Par Benedicte Flieller, Sophrologue, France

De la naissance de « l’appareil à penser » à la consultation…

«Le petit enfant souffre des affres de la faim et de la peur de mourir, il est tiraillé par la culpabilité et l’angoisse et poussé par l’avidité, il se salit et pleure. La mère le prend dans ses bras et le console, et le petit enfant finit par s’endormir.» (W. R. Bion, 2004)

Le modèle contenant-contenu :

Dans la relation mère-bébé, le modèle contenant-contenu peut être employé pour représenter aussi bien la réussite que l'échec de l'identification projective. Lorsque la mère et l'enfant sont ajustés l'un à l'autre, l'identification projective est utilisée par le nourrisson pour éveiller chez la mère des sentiments dont il veut se débarrasser. Ainsi, le nourrisson, lorsqu'il est angoissé parce qu'il a faim, peut se mettre à crier ou à pleurer.
Si sa mère peut le comprendre et agir en fonction de la demande de l'enfant, l'enfant a le sentiment qu'il s'est débarrassé de quelque chose d'insupportable dans sa mère, et que celle-ci en a fait quelque chose de supportable. 
La mère fonctionne alors comme un contenant des sensations du nourrisson et, par sa maturité psychique, assure le rôle d'un bon objet qui transforme la faim en satisfaction, la solitude en compagnie, ainsi que la peur de mourir et l'angoisse en vitalité et en confiance, l'avidité et la méchanceté en sentiments d'amour et de générosité. 

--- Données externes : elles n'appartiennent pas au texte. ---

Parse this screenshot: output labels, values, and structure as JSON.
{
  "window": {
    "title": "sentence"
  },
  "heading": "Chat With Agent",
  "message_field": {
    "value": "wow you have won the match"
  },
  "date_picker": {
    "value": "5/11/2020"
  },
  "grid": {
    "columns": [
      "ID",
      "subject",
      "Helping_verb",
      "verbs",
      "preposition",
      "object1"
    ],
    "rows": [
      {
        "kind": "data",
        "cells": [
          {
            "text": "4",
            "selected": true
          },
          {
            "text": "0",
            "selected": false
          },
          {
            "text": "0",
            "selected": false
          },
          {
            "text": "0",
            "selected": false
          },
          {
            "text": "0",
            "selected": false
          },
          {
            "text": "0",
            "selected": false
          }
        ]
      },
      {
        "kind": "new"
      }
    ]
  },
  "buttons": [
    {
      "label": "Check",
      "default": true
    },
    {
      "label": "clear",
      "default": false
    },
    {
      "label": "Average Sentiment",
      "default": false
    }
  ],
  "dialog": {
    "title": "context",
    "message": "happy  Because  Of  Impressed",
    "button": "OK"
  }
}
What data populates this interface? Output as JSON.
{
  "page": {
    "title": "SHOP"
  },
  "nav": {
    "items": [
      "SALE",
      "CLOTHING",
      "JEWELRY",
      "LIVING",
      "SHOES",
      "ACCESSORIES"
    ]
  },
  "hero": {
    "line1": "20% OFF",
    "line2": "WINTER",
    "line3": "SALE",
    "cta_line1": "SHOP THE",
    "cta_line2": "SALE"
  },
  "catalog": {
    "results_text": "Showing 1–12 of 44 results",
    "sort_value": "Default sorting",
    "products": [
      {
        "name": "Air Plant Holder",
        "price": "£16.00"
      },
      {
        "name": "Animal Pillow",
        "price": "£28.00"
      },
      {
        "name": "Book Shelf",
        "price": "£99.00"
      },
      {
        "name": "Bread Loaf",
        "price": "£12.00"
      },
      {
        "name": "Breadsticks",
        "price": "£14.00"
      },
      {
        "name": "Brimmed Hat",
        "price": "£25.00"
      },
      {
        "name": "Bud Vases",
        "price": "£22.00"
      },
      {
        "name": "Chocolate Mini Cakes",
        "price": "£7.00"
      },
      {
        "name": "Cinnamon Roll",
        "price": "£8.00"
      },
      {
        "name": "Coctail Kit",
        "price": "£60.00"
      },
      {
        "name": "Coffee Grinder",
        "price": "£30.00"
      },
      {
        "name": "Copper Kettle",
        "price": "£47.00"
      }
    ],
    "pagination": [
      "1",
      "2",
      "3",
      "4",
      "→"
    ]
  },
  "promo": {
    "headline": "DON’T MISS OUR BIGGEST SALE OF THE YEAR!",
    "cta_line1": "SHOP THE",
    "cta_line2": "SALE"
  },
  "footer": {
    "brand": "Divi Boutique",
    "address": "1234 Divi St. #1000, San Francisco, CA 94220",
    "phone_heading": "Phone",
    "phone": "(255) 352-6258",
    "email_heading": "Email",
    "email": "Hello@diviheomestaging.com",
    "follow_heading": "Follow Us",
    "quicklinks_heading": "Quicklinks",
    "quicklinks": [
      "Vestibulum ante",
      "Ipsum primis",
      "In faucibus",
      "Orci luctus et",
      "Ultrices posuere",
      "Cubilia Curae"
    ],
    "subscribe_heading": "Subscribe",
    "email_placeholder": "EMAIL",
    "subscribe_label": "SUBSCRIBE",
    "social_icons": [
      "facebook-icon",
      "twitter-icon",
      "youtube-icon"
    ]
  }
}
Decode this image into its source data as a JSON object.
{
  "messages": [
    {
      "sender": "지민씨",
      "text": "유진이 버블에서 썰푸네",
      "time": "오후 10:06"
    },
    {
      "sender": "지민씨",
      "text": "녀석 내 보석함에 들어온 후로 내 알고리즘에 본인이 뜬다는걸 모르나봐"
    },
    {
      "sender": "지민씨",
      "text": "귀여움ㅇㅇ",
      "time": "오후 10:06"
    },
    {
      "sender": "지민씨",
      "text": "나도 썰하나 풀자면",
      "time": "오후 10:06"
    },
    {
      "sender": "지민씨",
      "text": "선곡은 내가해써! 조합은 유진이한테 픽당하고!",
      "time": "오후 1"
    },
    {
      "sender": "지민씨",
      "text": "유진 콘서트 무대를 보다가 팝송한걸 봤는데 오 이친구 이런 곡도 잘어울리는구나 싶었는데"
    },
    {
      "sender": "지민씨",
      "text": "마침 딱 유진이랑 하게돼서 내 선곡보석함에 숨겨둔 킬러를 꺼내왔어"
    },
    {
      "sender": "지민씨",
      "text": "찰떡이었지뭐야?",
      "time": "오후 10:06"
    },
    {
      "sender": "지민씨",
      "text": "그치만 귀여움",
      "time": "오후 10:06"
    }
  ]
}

Comment cela fonctionne-t-il ?

Le petit bébé a faim, il se met à pleurer. Son psychisme n’est pas encore assez élaboré pour contenir et traiter les émotions et les sensations. En ressentant les affres de la faim, le petit bébé peut être littéralement submergé de vécus d’une violence extrême. Avoir faim, c’est comme être dévoré par une bête sauvage qui vous arrache le ventre. Ces « vivances émotionnelles » comme les appellent Bion ne sont pas représentables pour le bébé puisqu’il ne peut pas mettre des mots sur ce qu’il ressent. Bion a nommé ces vécus excessifs "éléments β (bêta)".
La mère va répondre au besoin de l’enfant en lui préparant un biberon, en le rassurant. Par exemple elle va dire à son bébé :

« Ne t’inquiète pas, je te prépare un biberon, une fois que tu auras mangé cela ira beaucoup mieux… »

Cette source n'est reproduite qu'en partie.